Whew. Quite a mouthful. Is the year-old video/audio technology really so attractive, or is Mr. Campbell just an espresso-stoked public relations pro in the employ of Toshiba?

John, it so happens, is a true fan. The passage is a snippet from an essay the 22-year-old journalism student wrote to win a nationwide contest sponsored by DVD Video Group, a Los Angeles-based, industry-funded company that promotes the format. Campbell earned a trip to Hollywood with an itinerary that included a visit to the closed set of the Austin Powers sequel The Spy Who Shagged Me, which is being filmed with DVD in mind.

It wasn’t DVD’s quality alone that impressed seasonal shoppers, though. Entry digital video players cost less than $200, and video stores have started renting the hardware and software. One million DVD players were shipped to retailers in 1998, up from 400,00O in 1997, according to the DVD Group.
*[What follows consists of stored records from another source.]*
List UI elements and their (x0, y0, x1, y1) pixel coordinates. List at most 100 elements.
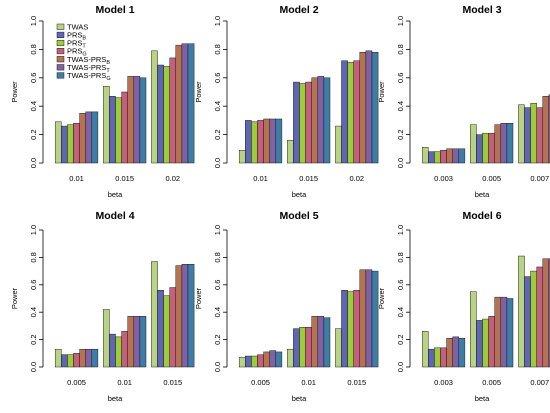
bar (458, 148, 466, 164)
y-tick-label: 0.4 (213, 101, 222, 111)
x-category-label: 0.005 (482, 378, 501, 387)
chart-panel: Model 3 0.0 0.2 0.4 0.6 0.8 1.0 Power 0.003 0.005… (377, 4, 550, 199)
bar (157, 290, 164, 368)
y-tick-label: 0.8 (396, 252, 405, 262)
bar (163, 66, 170, 164)
y-tick-label: 0.6 (213, 280, 222, 290)
bar (421, 331, 429, 368)
y-tick-label: 0.4 (396, 307, 405, 317)
bar (169, 57, 177, 164)
bar (341, 290, 348, 368)
bar (458, 338, 466, 368)
x-category-label: 0.01 (301, 378, 316, 387)
bar (305, 327, 312, 368)
y-tick-label: 1.0 (396, 225, 405, 235)
bar (434, 151, 441, 164)
bar (530, 103, 537, 164)
bar (293, 328, 300, 368)
y-tick-label: 1.0 (396, 16, 405, 26)
bar (434, 347, 441, 368)
bar (494, 296, 502, 368)
bar (275, 351, 283, 368)
bar (67, 124, 74, 164)
bar (103, 86, 110, 164)
bar (157, 64, 164, 164)
bar (440, 347, 447, 368)
bar (269, 350, 277, 368)
chart-title: Model 6 (462, 210, 501, 222)
x-category-label: 0.01 (69, 174, 84, 183)
legend-swatch (56, 72, 65, 79)
bar (500, 123, 508, 164)
chart-title: Model 5 (279, 210, 318, 222)
legend-label: TWAS (67, 22, 88, 31)
bar (323, 317, 331, 368)
bar (506, 123, 514, 164)
legend-label: TWAS-PRSB (67, 55, 110, 66)
bar (476, 134, 483, 164)
x-category-label: 0.003 (434, 174, 453, 183)
chart-panel: Model 1 0.0 0.2 0.4 0.6 0.8 1.0 Power 0.01 0.015 0… (10, 4, 195, 199)
bar (335, 125, 342, 164)
bar (317, 76, 325, 164)
y-axis-label: Power (377, 81, 386, 103)
x-category-label: 0.015 (299, 174, 318, 183)
bar (109, 96, 116, 164)
bar (151, 261, 158, 368)
bar (421, 147, 429, 164)
legend-label: PRST (67, 39, 86, 50)
bar (54, 121, 62, 164)
y-tick-label: 0.8 (213, 252, 222, 262)
legend-swatch (56, 23, 65, 30)
bar (518, 104, 525, 164)
bar (524, 107, 531, 164)
y-axis-label: Power (377, 287, 386, 309)
x-category-label: 0.02 (165, 174, 180, 183)
y-axis-label: Power (194, 81, 203, 103)
bar (548, 258, 550, 368)
bar (446, 338, 453, 368)
bar (482, 132, 489, 164)
bar (299, 83, 306, 164)
bar (245, 355, 252, 368)
bar (482, 318, 489, 368)
bar (311, 316, 319, 368)
legend-label: TWAS-PRST (67, 63, 110, 74)
bar (115, 336, 122, 368)
bar (470, 124, 477, 164)
y-tick-label: 1.0 (29, 16, 38, 26)
bar (287, 140, 294, 164)
chart-title: Model 3 (462, 4, 501, 16)
bar (127, 316, 135, 368)
y-axis-label: Power (10, 287, 19, 309)
y-axis-label: Power (194, 287, 203, 309)
bar (257, 354, 264, 368)
bar (518, 255, 525, 368)
bar (335, 328, 342, 368)
bar (353, 60, 361, 164)
bar (299, 327, 306, 368)
chart-title: Model 1 (95, 4, 134, 16)
legend-swatch (56, 31, 65, 38)
y-tick-label: 1.0 (213, 225, 222, 235)
y-tick-label: 0.4 (29, 307, 38, 317)
bar (85, 111, 93, 164)
bar (91, 348, 99, 368)
y-tick-label: 0.4 (29, 101, 38, 111)
y-tick-label: 0.8 (29, 252, 38, 262)
bar (139, 316, 147, 368)
bar (67, 354, 74, 368)
y-tick-label: 0.6 (213, 73, 222, 83)
x-category-label: 0.003 (434, 378, 453, 387)
chart-panel: Model 2 0.0 0.2 0.4 0.6 0.8 1.0 Power 0.01 0.015 0… (194, 4, 379, 199)
x-category-label: 0.007 (530, 174, 549, 183)
bar (470, 291, 477, 368)
chart-panel: Model 6 0.0 0.2 0.4 0.6 0.8 1.0 Power 0.003 0.005… (377, 210, 550, 403)
bar (536, 266, 544, 368)
bar (293, 81, 300, 164)
bar (488, 316, 495, 368)
x-category-label: 0.015 (115, 174, 134, 183)
y-tick-label: 0.0 (213, 158, 222, 168)
chart-title: Model 2 (279, 4, 318, 16)
bar (61, 125, 68, 164)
Thus, retailers – including Internet merchants – experienced galloping sales as the format made its first serious bid to unseat VHS.

Retailers and manufacturers united in an exceptional multi-partner effort to make sure the technology didn’t go unnoticed. In a promo that ran Nov. 15 to Dec. 31, consumers who bought featured DVD players from Toshiba and other vendors at Best Buy, The Wiz, or The Good Guys were offered five free DVD movies provided by Warner Home Video and New Line Home Entertainment. Shoppers sent in proofs-of-purchase with in-store coupons from the retailer to get the movies, plus a coupon book for 13 free DVD rentals at the Hollywood Entertainment and West Coast Entertainment chains.

As recordable players and more family-style movies reach the market this year, observers see the growth continuing.

DVD for the home video market is just one facet of a digital revolution, through which digital’s high resolution and crisp sound will show up in personal computer peripherals, cameras, and TVs.

As Austin Powers would say, it’s a shagedelic new world.